Refluxkrankheit der Speiseröhre

Eine gastroösophageale Refluxkrankheit liegt immer dann vor, wenn durch Rückfluss von saurem Mageninhalt in die Speiseröhre organische Manifestationen hervorgerufen werden (z. B. Refluxösophagitis = Entzündung der Speiseröhre) oder Symptome mit Beeinträchtigung der Lebensqualität resultieren.
Refluxkrankheit der Speiseröhre

Eine gastroösophageale Refluxkrankheit liegt immer dann vor, wenn durch Rückfluss von saurem Mageninhalt in die Speiseröhre organische Manifestationen hervorgerufen werden (z. B. Refluxösophagitis = Entzündung der Speiseröhre) oder Symptome mit Beeinträchtigung der Lebensqualität resultieren.

Die Refluxerkrankung ist in der Gesellschaft der westlichen Welt außerordentlich häufig und nimmt in den letzten Jahren an Häufigkeit zu. In Deutschland klagen etwa 30% der erwachsenen Bevölkerung über Symptome der Refluxkrankheit. Häufigste Symptome sind wiederkehrendes Sodbrennen, Schmerzen hinter dem Brustbein oder Aufstoßen. Bis zu 7% der Betroffenen leiden sogar dauerhaft an refluxbedingten Symptomen, die sich auch durch Heiserkeit, Bronchitiden oder Asthma manifestieren können. Patienten mit chronischer gastroösophagealer Refluxerkrankung sind aber auch von Komplikationen wie Blutungen, Ulcerationen (Geschwüre) und narbigen Strikturen im Bereich der Speiserröhre bedroht. Etwa 10% aller Patienten entwickeln ein spezialisiertes Schleimhautgewebe, das so genannte Barrett-Epithel, welches in einigen Fällen eine mögliche Vorstufe für die Entstehung einer Form des Speiseröhrenkrebses darstellt.

Ursächlich für die Entstehung der Refluxerkrankung ist ein muskuläres Versagen des nor­malerweise bestehenden Ver­schlussmechanismus im Über­gangsbereich zwischen Spei­seröhre und Magen. Häufig weisen die betroffenen Patien­ten zusätzlich einen Zwerchfellbruch - eine so genannte Hiatushernie - auf.

Nach Erfassung der beste­hen­den Symptome stellt die Endoskopie die entscheidende diagnostische Maßnahme dar, da hierbei auch kleinste Schleimhautveränderungen im gastroösophagealen Über­gangsbereich erkannt werden können. Zusätzlich kann durch eine 24stündige Säuremessung (pH-Metrie) die Zuordnung von Symptomen und Refluxepisoden erfolgen.
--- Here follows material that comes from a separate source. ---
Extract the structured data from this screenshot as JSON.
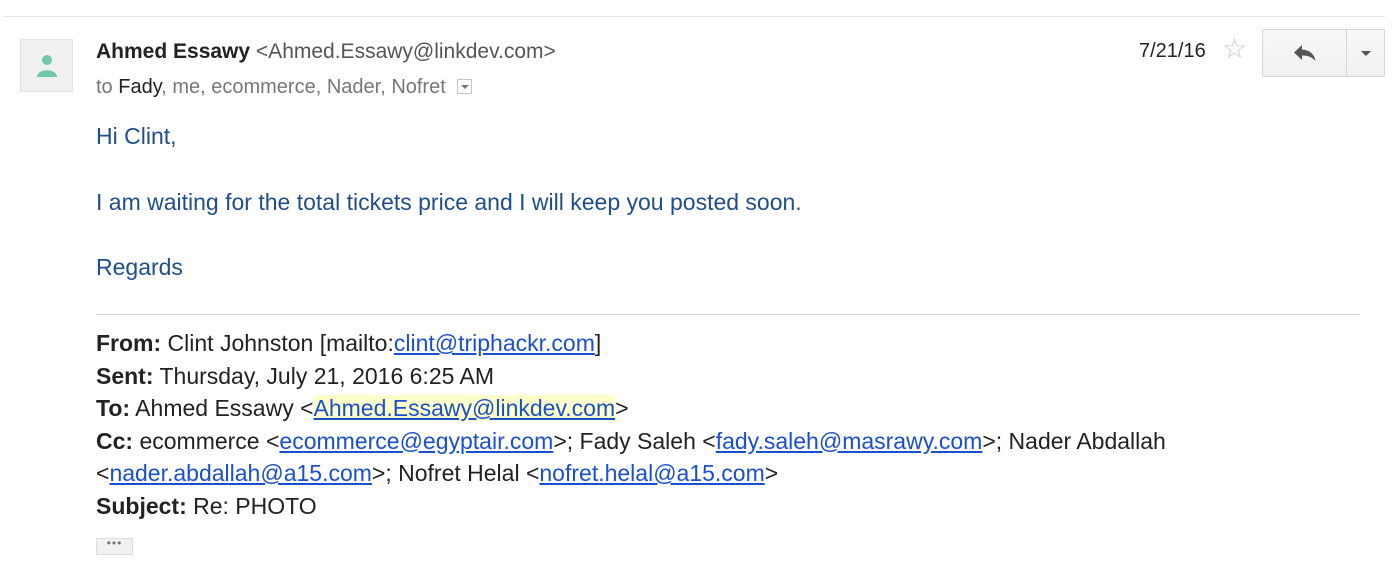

Neben allgemeinen Maßnah­men wie zum Beispiel die Erhöhung des Kopfendes des Bettes, Gewichtsreduktion oder Änderung der Ernäh­rungs­gewohnheiten ist bei schwereren Fällen der Refluxösophagitis eine oft dauerhafte medikamentöse Therapie indiziert. Protonenpum­penblocker gehören heute zu den Medikamenten der ers­ten Wahl. In etwa 10% ist aber auch hier keine Symp­tomfreiheit zu erreichen, so dass chirurgische Verfahren wie die so genannte offene Fundoplikation und seit Beginn der 90er zunehmend die laparoskopische Fundoplikation zum Einsatz kommt, bei denen eine künstlich angelegte Muskelmanschette den Übergang von Magen und Speiseröhre einengt und so einen fortdauernden sauren Rückfluss verhindert.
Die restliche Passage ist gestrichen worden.